Se il rischio principale dei bazooka delle banche centrali è
un’inflazione galoppante accompagnata da forme potenzialmente
catastrofiche di svalutazione, ciò che è in gioco oggi è una questione
di più ampia portata. È sempre più evidente, cioè, che il nostro modello
economico viene mantenuto in vita artificialmente, dal momento che il
suo elementare meccanismo di auto-riproduzione – la creazione di
profitto attraverso investimento nel lavoro umano – è ormai reso
impotente dalla sua stessa contraddizione interna; dal fatto, cioè, che
da una parte il lavoro è necessario per la produzione di ricchezza, ma
dall’altro dev’essere eliminato in quantità sempre più ingenti, e senza
possibilità di riassorbimento, se i capitali vogliono rimanere
competitivi sul mercato. La crisi da coronavirus ci sta dicendo ciò che
già dovremmo sapere: il capitalismo come narrativa di produzione di
ricchezza basata sul lavoro salariato di massa è tecnicamente morto, e
continuerà a sussistere solo come formazione sociale spettrale,
attraverso cioè il supporto di regimi autoritari (sostanzialmente
fascisti), in cui pochissimi prosperano e il resto è condannato a
sopravvivere in condizioni di indigenza e darwinismo sociale. Eppure,
non dovremmo dimenticare che l’inarrestabile dissoluzione della
dialettica economica del capitalismo è anche sinonimo del fallimento di
un complesso sistema di rappresentazioni politiche e sociali. Quando il
valore economico viene creato ex nihilo dalle banche centrali
perché la relazione capitale-lavoro non crea più ricchezza sufficiente a
sostenere il corpo sociale, la maschera ideologica dell’economia come
narrazione autosufficiente cade, rivelando il suo cuore vuoto. Il
capitalismo non è più in grado di nascondere il nulla da cui ha preso
forma e ha iniziato a funzionare come implacabile dialettica di
auto-valorizzazione. Ciò di cui abbiamo bisogno è il coraggio politico e
culturale di affrontare l’inarrestabile disgregazione della nostra
condizione socio-economica. L’alternativa è il fascio-capitalismo,
suggellato da continue e impotenti esplosioni di rivolta sociale
indiscriminata.
Fabio Vighi è Professore di Teoria critica all'Università di Cardiff (UK).
NOTE
[1] Karl Marx, Il capitale, libro terzo, Editori Riuniti, Roma, 1970, p. 313.
[2] Si veda https://www.iif.com/Research/Capital-Flows-and-Debt/Global-Debt-Monitor/lapg-908/2
[3] Ryan Banerjee e Boris Hofmann, “The rise of zombie firms: causes and consequences”, in Bank of International Settlements Quarterly Review, September 2018, pp. 67-78. Si veda anche https://qz.com/1812705/zombie-companies-are-spreading-as-interest-rates-fall/.
[4] Si veda Milton Friedman, The Optimum Quantity of Money and Other Essays, Adline Publishing Company, Chicago, 1969, pp. 1-68.

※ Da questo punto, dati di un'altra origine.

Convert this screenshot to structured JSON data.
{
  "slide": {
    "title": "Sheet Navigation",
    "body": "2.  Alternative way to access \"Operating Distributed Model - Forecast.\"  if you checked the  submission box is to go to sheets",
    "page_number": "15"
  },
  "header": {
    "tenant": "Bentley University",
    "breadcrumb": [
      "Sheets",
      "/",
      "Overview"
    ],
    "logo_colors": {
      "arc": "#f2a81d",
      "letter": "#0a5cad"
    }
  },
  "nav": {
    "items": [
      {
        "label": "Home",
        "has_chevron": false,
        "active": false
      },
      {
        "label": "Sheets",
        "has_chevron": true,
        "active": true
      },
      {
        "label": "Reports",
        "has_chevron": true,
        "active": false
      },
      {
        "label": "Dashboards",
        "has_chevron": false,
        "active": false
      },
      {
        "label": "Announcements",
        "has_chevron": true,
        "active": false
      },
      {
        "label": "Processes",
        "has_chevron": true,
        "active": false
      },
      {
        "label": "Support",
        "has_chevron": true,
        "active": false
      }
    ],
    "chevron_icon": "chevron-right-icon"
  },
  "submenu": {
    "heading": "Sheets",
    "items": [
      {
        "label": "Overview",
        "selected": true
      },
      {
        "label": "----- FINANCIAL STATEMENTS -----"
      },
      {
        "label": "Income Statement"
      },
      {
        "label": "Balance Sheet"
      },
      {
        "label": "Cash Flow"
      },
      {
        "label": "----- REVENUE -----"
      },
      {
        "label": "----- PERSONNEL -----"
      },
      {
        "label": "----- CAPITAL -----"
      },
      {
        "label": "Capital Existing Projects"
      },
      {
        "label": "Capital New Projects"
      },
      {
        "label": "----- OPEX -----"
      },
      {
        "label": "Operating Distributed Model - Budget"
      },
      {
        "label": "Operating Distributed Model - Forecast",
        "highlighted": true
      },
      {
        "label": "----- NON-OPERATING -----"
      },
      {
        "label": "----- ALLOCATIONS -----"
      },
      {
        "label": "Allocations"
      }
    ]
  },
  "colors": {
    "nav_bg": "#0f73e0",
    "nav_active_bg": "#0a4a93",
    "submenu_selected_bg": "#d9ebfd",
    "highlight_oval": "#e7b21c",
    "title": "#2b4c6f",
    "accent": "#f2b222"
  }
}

[5] Anatole Kaletsky, “Averting Economic Disaster is the Easy Part”, in Project Syndicate, 19 marzo 2020. Accessibile qui https://www.project-syndicate.org/commentary/government-compensation-for-covid-19-losses-by-anatole-kaletsky-2020-03
[6] Questa frase è stata attribuita al presidente degli Stati Uniti
Richard Nixon e può essere estesa a tutti coloro che favoriscono, con
riluttanza, la strategia interventista (keynesiana) contro i dettami del
libero mercato in un periodo di crisi economica.
[7] Si veda l’editoriale dell’Economist del 23 aprile 2020, dal titolo “After the disease, the debt”.
[8] Si veda a questo proposito Ernest Lohoff e Norbert Trenkle, Die große Entwertung (La grande svalutazione), Unrast Verlag, Münster, 2012.